Use the Correct Sized Loaf Pan
Do you know what size your loaf pan is? For the longest time, I didn’t. And as it turns out, it was a 9 x 5 x 2 ½-inch pan, which is 15% larger than what’s generally considered the standard size for loaf pans in the U.S. (8 ½ x 4 ½ x 2 ½); thus, it was generally always larger than what was called for in many recipes. And I always wondered why my banana bread turned out flat and meh while the loaf in the recipe photo had a beautifully risen, domed top. If you’re not sure about yours, bust out the measuring tape.
Do Not Overbake
We’re not talking chocolate chip cookies here, and nobody wants an underdone center when it comes to banana bread. That said, you also really want to keep an eye on your loaf in the last little bit of its bake time so that you can pull that sucker out the minute it’s ready. (A few moist crumbs sticking to your skewer are fine; as long as there’s not liquid batter, you’re golden.)

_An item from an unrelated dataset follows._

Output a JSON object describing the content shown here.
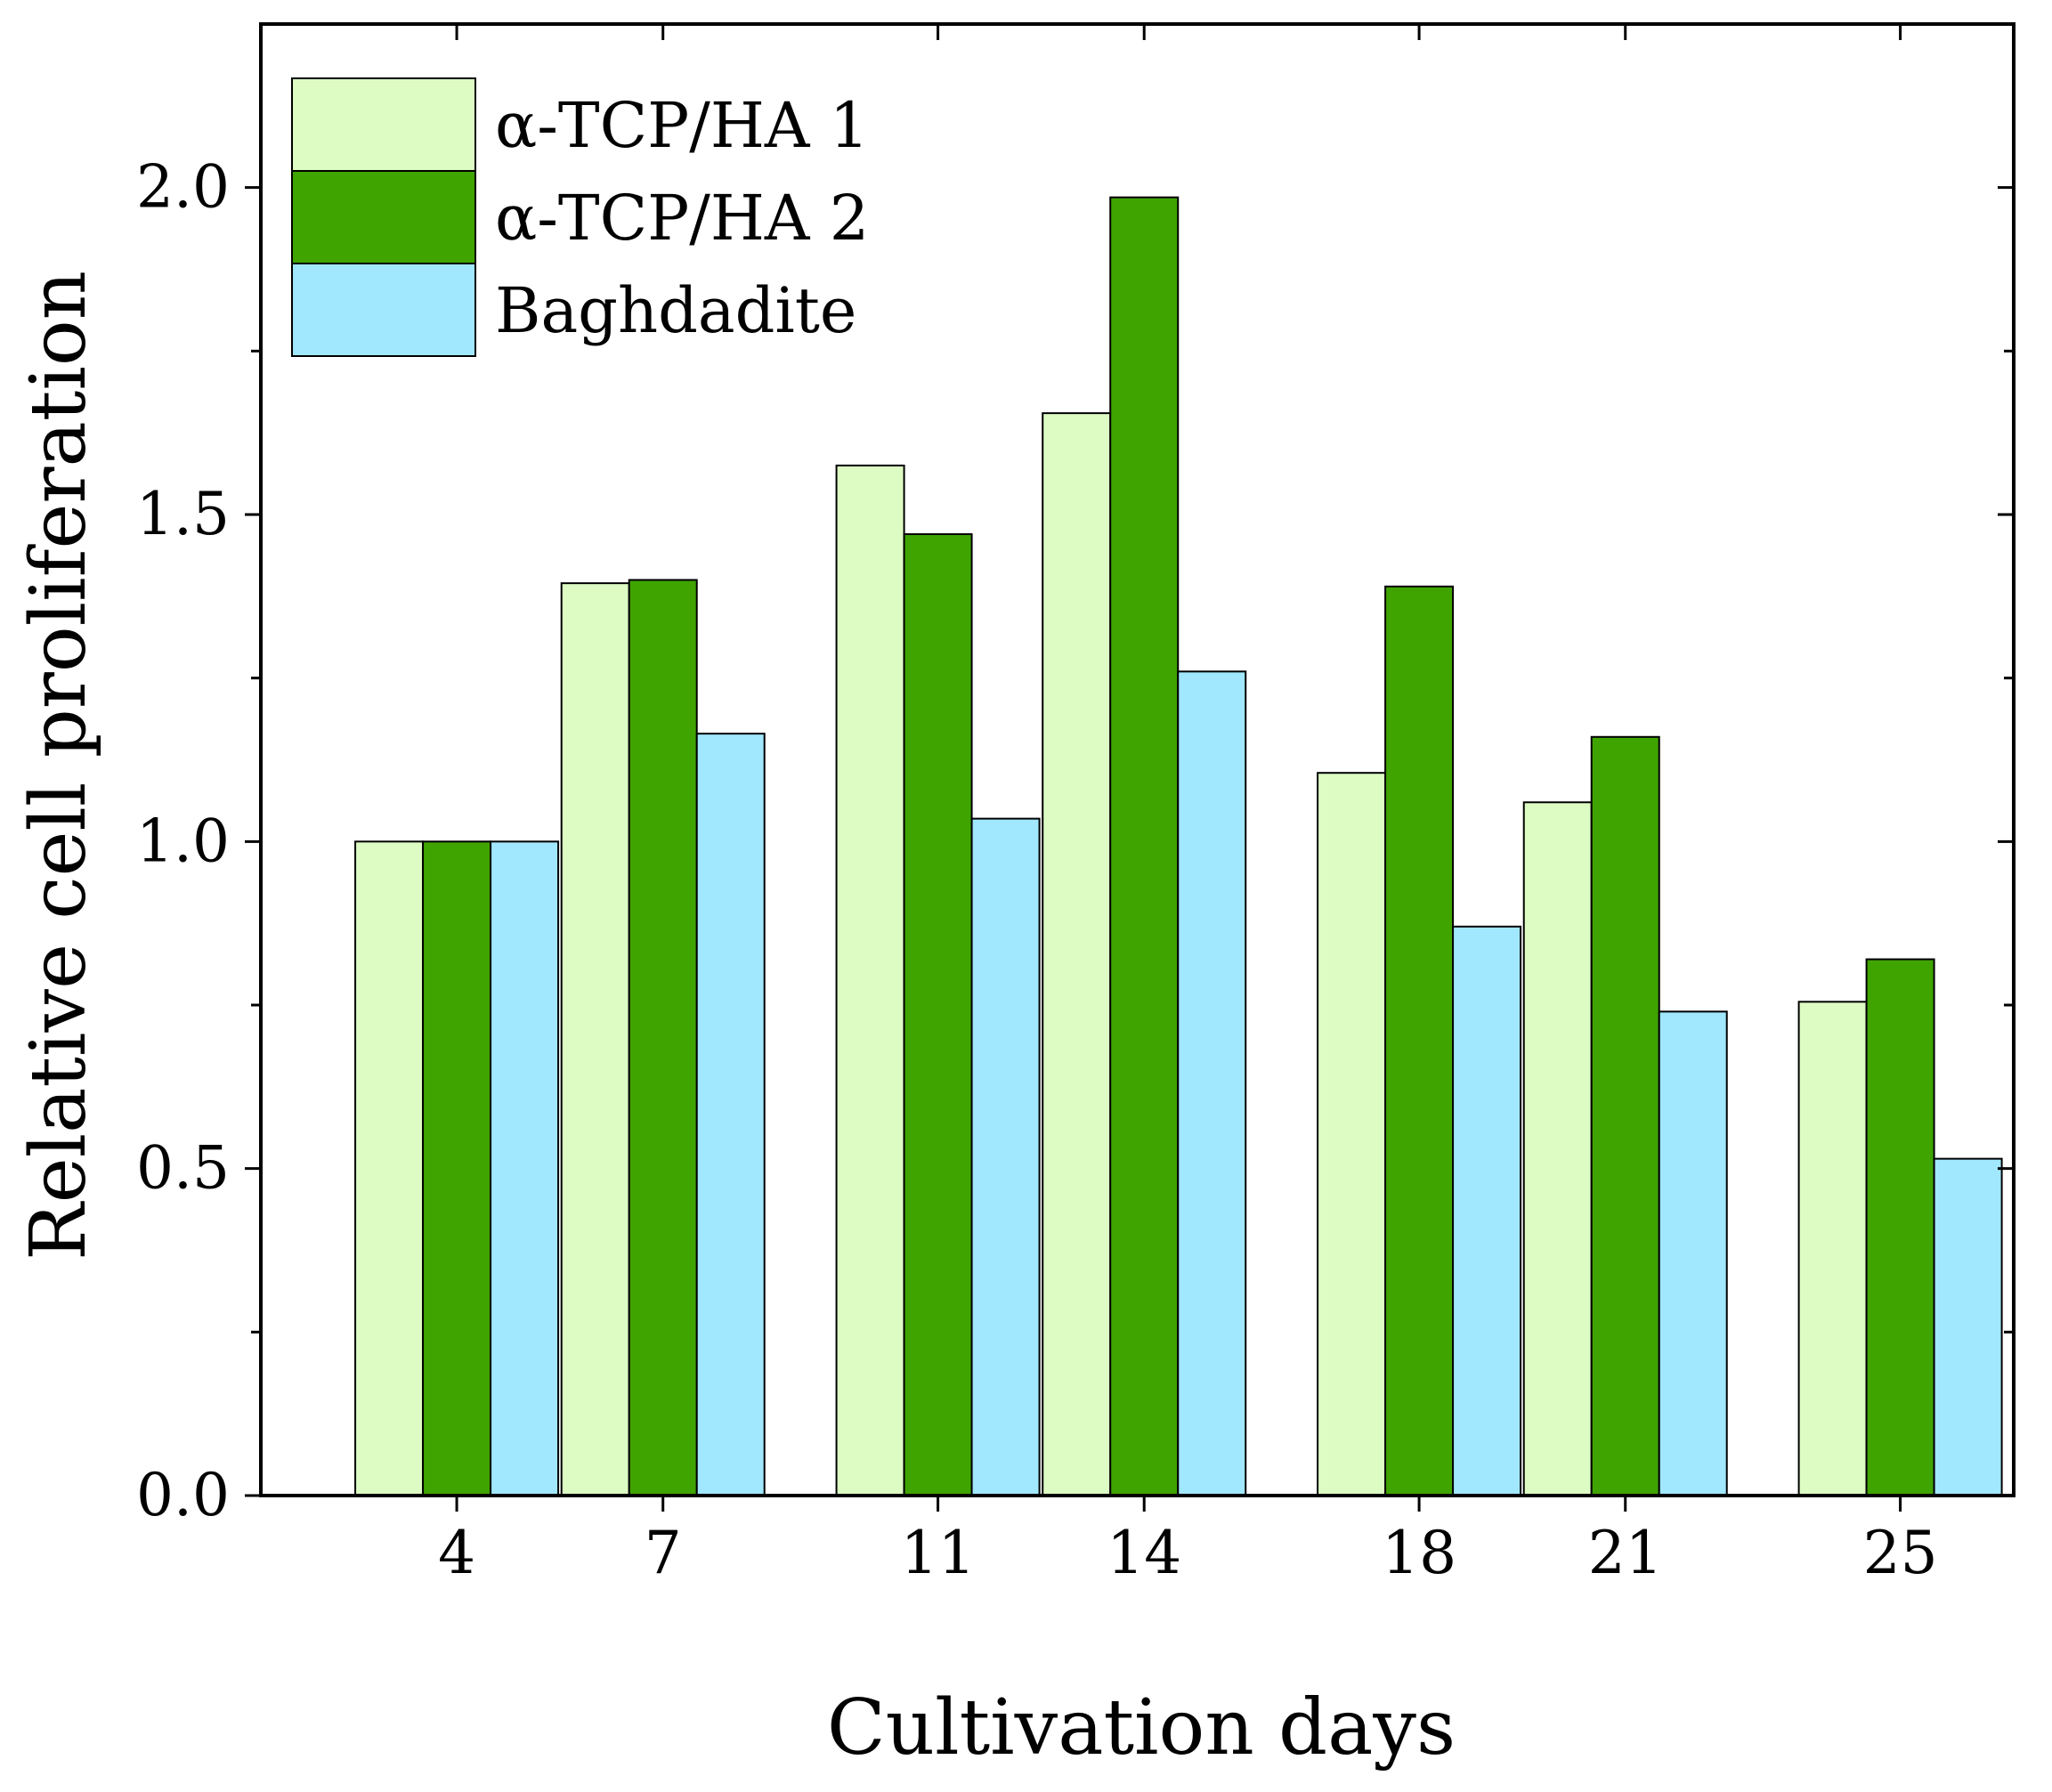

One trick I’ve found particularly handy, having never been a person who’s felt inclined to calibrate a rental oven: If you know/even suspect your oven runs hot, bake the bread at a lower temp for a little longer. This will allow the bread to bake through without over-browning the top and sides.
How to Bake It Up a Notch
OK, now that you know how to make a superior loaf of basic banana bread, let’s take it next-level. There are plenty of delicious ways to customize a loaf of banana bread, but these days, the following effortless additions are my go-to route:
GET THE RECIPE: Turmeric Banana Bread with Golden Turmeric Butter
The earthiness of this powerhouse spice is honestly just so right paired with densely sweet banana and a little bit of fragrant cardamom. This combo lifts banana bread’s comfy-cozy factor to impressive new heights, it’s as simple as that.

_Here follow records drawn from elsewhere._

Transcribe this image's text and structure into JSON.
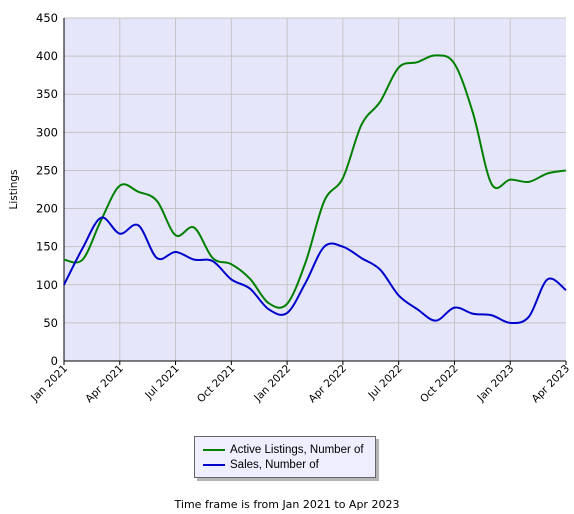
{
  "chart_data": {
    "type": "line",
    "ylabel": "Listings",
    "ylim": [
      0,
      450
    ],
    "yticks": [
      0,
      50,
      100,
      150,
      200,
      250,
      300,
      350,
      400,
      450
    ],
    "xlim": [
      "Jan 2021",
      "Apr 2023"
    ],
    "xticks": [
      "Jan 2021",
      "Apr 2021",
      "Jul 2021",
      "Oct 2021",
      "Jan 2022",
      "Apr 2022",
      "Jul 2022",
      "Oct 2022",
      "Jan 2023",
      "Apr 2023"
    ],
    "grid": true,
    "legend_position": "bottom-center",
    "x": [
      "Jan 2021",
      "Feb 2021",
      "Mar 2021",
      "Apr 2021",
      "May 2021",
      "Jun 2021",
      "Jul 2021",
      "Aug 2021",
      "Sep 2021",
      "Oct 2021",
      "Nov 2021",
      "Dec 2021",
      "Jan 2022",
      "Feb 2022",
      "Mar 2022",
      "Apr 2022",
      "May 2022",
      "Jun 2022",
      "Jul 2022",
      "Aug 2022",
      "Sep 2022",
      "Oct 2022",
      "Nov 2022",
      "Dec 2022",
      "Jan 2023",
      "Feb 2023",
      "Mar 2023",
      "Apr 2023"
    ],
    "series": [
      {
        "name": "Active Listings, Number of",
        "color": "#008000",
        "values": [
          133,
          133,
          185,
          230,
          222,
          210,
          165,
          175,
          135,
          127,
          108,
          76,
          75,
          130,
          210,
          240,
          310,
          340,
          385,
          392,
          401,
          390,
          325,
          232,
          238,
          235,
          246,
          250
        ]
      },
      {
        "name": "Sales, Number of",
        "color": "#0000cc",
        "values": [
          100,
          148,
          188,
          167,
          178,
          135,
          143,
          133,
          131,
          107,
          95,
          68,
          63,
          103,
          150,
          150,
          135,
          120,
          86,
          68,
          53,
          70,
          62,
          60,
          50,
          58,
          107,
          93
        ]
      }
    ]
  },
  "footer": "Time frame is from Jan 2021 to Apr 2023"
}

Nothing fussy here, just a sprinkling of lightly toasted nuts to add a little crunch, nutty flavor (imagine that), and visual intrigue. Mixing up a glaze is pretty and all, but a little more effort than I’m usually willing to invest once a loaf of banana bread is out of the oven. A sprinkling of nuts baked into the surface of the loaf is the perfect topper as far as I see it. I opted for pine nuts as a nod to sfouf, a Middle Eastern turmeric cake that often features pine nuts, but you could use any nut you like. Chopped almonds, pistachios, or pecans would all be tasty.
Golden Turmeric Butter
This gloriously hued, spiced compound butter was a suggested addition made by one of our incredibly talented test kitchen chefs, Liz Mervosh, when the recipe was cross-tested. And it’s such a worthwhile accouterment. It’s not required, but if you’re serving your Turmeric Banana Bread for company or taking it to a brunch, the Golden Turmeric Butter is an easy way to take your next-level loaf to an even higher plane of existence. Your company will be blown away, and—savvy cook that you are—you probably made a double batch because you have the foresight to know people are gonna want to slather this stuff on everything.